If purpose is at the core of every brand, culture is the heart of every great brand. Without culture, there is no community, there is no brand. Some brands have very narrowly, or limitedly, defined cultures. A brand with a culture that is broad can appeal to many demographics. The Beatles are a brand that have withstood the test of time, because their culture is so unique, diverse, and eclectic. Similarly, Starbucks has achieved a very particular culture, that gravitates people to its stores. Nonetheless, people outside of the scope of that culture will frequent their locations and drink their coffee.
The "Culture" of a brand cannot be forced, or contrived. When you produce the look and feel of your brand, with recognizability, with a shared purpose, the culture evolves naturally. Building your culture means constantly sharing, and constantly getting people excited about your brand. Historically, purpose is one of the strongest ways to spread a culture. But all of the points mentioned here are the basis of building a brand's culture, and therefore its ability to scale in the public consciousness.
Consistency with Spontaneity
Very simply, for your brand to be recognizable, share its purpose, and create a culture that will sustain its existence, it must have a unique alchemy of consistency and spontaneity. Your brand must achieve consistency, in that people know precisely what to expect when they get something from you. If someone comes to you, for your books, or music, they know not only the level of quality to expect, but also the taste. Similarly, if you own a thai restaurant, they're not going to expect cheese burgers, unless it has your own unique touch. With spontaneity, the greatest brands have achieved the ability to introduce new and exciting elements into what they offer their public, in completely unexpected ways. The greatest brands are not afraid to create new things, to break rules. So, if you own a Thai restaurant, people would never come to you for a Cheese Burger, but they might come to you for your own Thai Twist on the Panang Peanut Curry Salmon Burger with Avocado and Lime. I imagine, as a fan of Thai food, I would be quite excited to find that on the menu at my local Esan Thai.

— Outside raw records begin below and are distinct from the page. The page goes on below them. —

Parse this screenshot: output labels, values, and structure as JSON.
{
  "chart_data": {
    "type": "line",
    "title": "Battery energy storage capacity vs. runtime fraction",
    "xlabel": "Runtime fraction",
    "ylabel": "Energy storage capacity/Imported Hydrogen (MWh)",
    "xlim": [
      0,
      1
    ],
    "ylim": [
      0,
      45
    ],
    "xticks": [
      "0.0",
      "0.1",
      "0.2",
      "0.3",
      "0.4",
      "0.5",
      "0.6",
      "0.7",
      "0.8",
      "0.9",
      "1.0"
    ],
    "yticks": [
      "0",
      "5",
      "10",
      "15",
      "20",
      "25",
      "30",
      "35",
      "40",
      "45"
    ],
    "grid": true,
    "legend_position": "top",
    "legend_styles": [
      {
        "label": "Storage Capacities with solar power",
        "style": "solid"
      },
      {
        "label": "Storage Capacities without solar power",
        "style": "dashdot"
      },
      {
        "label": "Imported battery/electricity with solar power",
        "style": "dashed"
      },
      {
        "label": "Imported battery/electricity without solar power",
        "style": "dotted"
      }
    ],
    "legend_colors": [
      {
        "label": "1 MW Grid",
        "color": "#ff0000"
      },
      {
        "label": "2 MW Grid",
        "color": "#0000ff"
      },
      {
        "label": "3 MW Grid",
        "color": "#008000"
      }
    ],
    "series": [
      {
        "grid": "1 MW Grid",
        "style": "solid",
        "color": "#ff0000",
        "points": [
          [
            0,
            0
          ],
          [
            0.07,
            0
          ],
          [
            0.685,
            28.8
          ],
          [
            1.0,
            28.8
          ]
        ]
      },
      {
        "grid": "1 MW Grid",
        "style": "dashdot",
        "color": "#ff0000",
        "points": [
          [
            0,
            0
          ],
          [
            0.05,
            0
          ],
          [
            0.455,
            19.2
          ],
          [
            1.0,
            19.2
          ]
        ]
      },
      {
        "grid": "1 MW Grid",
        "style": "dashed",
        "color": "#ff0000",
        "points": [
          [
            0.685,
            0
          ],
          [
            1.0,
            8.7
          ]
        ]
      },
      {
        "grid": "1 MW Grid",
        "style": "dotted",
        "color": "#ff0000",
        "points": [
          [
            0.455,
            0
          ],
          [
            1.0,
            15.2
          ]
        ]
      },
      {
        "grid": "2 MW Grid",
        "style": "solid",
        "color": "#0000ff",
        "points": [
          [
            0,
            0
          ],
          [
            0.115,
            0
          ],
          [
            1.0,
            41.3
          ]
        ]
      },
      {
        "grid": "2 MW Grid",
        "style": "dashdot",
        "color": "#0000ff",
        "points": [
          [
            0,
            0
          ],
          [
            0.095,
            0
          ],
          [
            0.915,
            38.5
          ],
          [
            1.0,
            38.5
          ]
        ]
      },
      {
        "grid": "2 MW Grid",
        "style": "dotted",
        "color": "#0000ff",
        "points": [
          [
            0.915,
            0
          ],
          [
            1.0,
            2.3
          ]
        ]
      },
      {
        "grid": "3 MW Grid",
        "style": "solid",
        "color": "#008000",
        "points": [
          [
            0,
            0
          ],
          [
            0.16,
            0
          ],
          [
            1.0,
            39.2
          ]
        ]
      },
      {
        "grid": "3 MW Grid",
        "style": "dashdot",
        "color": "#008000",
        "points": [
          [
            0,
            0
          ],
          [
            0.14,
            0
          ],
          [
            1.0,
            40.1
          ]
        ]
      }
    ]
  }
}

Accessibility & Connectivity
We recognize your brand, whether you're an author, a startup, a band, or a non-profit. We know your purpose, it's very clear. We are in tune with your culture. We know what to expect, and that there might be exciting surprises every once in a while. Is your brand accessible, and connected? Do I have to drive 50 miles to hear you play, to taste your food, to go to your book signing? The internet solves many of these common problems for some brands. An author, musician, or even a restaurant, may easily export their brand with social media and eCommerce. Ironically, some of the most remote brands, where we might get food, can be the most appealing. But this isn't the only definition of accessibility and connectivity. Is your brand Accessible, in the sense that, do people get your brand? As a prospect follower of your brands culture and purpose, with no past experience of your brand, can I easily access what your brand has to offer? Furthermore, your brand has no culture, or existence whatsoever, if its not connected. You must be integrated in whatever ways possible so that people can connect with you - otherwise how can they eat your food, hear your music, read your books, or donate to your cause? Make sure that you have an outstanding website, and social media presence, whereby people can connect with your brand.